Lacking a computerized outpatient billing system, the clinic bills for medications in cooperation with KentuckyOne Health's specialty pharmacy, he noted. Once a billing system is in place, perhaps in July, he said, the clinic will be able to bill for medication administration and medication therapy management services.
The prescribers, Conzelman said, hail from the inpatient facility, the outpatient program for patients trying to recover from alcohol or opioid dependency, and the larger community.
In processing antipsychotic prescriptions written by outpatient physicians, Conzelman calls their offices to confirm that the patients had been receiving oral therapy and ask about possible hypersensitivity to the drug.
All the patients, he said, are at least 18 years old, save for the fairly large 17-year-old boy for whom special approval from the insurance company's medical director was obtained.

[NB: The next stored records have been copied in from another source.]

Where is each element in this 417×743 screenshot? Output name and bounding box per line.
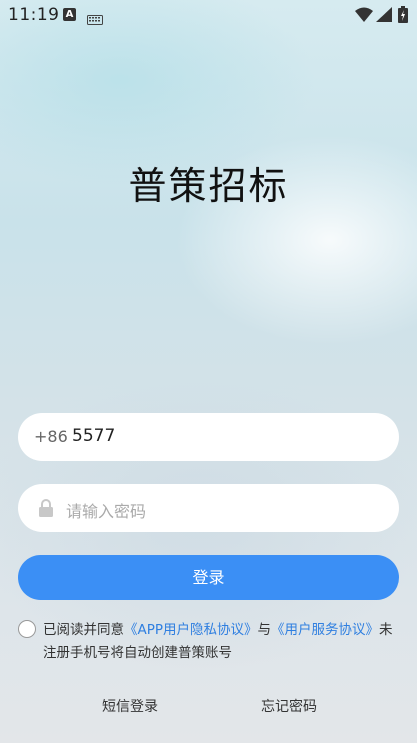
password-input[interactable]: 请输入密码	[18, 484, 399, 532]
status-time: 11:19	[8, 5, 60, 25]
sms-login-link[interactable]: 短信登录	[102, 696, 158, 716]
service-agreement-link[interactable]: 《用户服务协议》	[271, 622, 379, 638]
lock-icon	[38, 499, 54, 521]
agreement-text: 已阅读并同意《APP用户隐私协议》与《用户服务协议》未注册手机号将自动创建普策账…	[43, 619, 398, 665]
privacy-policy-link[interactable]: 《APP用户隐私协议》	[124, 622, 258, 638]
app-notification-icon: A	[63, 8, 76, 21]
login-button[interactable]: 登录	[18, 555, 399, 600]
phone-value[interactable]: 5577	[72, 426, 115, 446]
app-title: 普策招标	[128, 164, 289, 208]
agreement-prefix: 已阅读并同意	[43, 622, 124, 638]
agreement-and: 与	[257, 622, 272, 638]
wifi-icon	[355, 7, 373, 26]
battery-icon	[398, 6, 408, 27]
login-screen: 11:19 A 普策招标 +86 5577 请输入密码 登录 已阅读并同意《AP…	[0, 0, 417, 743]
agreement-checkbox[interactable]	[18, 620, 36, 638]
password-placeholder: 请输入密码	[66, 502, 147, 521]
forgot-password-link[interactable]: 忘记密码	[261, 696, 317, 716]
signal-icon	[376, 7, 392, 26]
country-code-prefix[interactable]: +86	[34, 427, 68, 446]
status-bar: 11:19 A	[0, 0, 417, 30]
phone-input[interactable]: +86 5577	[18, 413, 399, 461]
keyboard-icon	[87, 10, 103, 29]
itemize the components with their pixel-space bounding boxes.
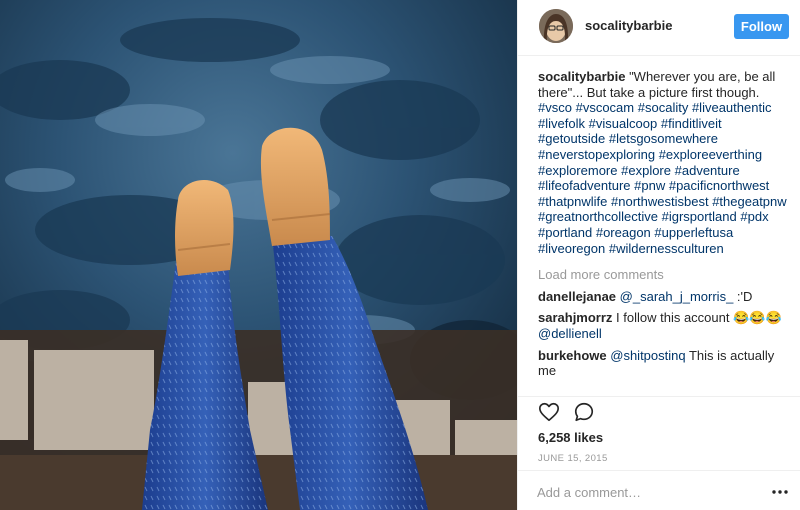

"We're averaging 2 or 3 [injections] per day," Conzelman said, adding that the clinic has been fielding a lot of phone calls about extended-release naltrexone injectable suspension.
So far, he said, 25–30% of the injections given at the clinic have been for opioid- and alcohol-dependence treatment.
Cummings said some of the clinic's calls have come from people who want such treatment but don't have a willing prescriber.
So he has been working on involving a nurse practitioner to ease the prescribing process for those inquirers.
Cummings, who describes heroin-addiction treatment with methadone as "substituting a beer for a bourbon," favors naltrexone for treating opioid addiction.
The opioid antagonist, he said, offers "a cleaner way to treat people" addicted to alcohol or opioids.
[This news story appears in the June 1, 2017, issue of AJHP.]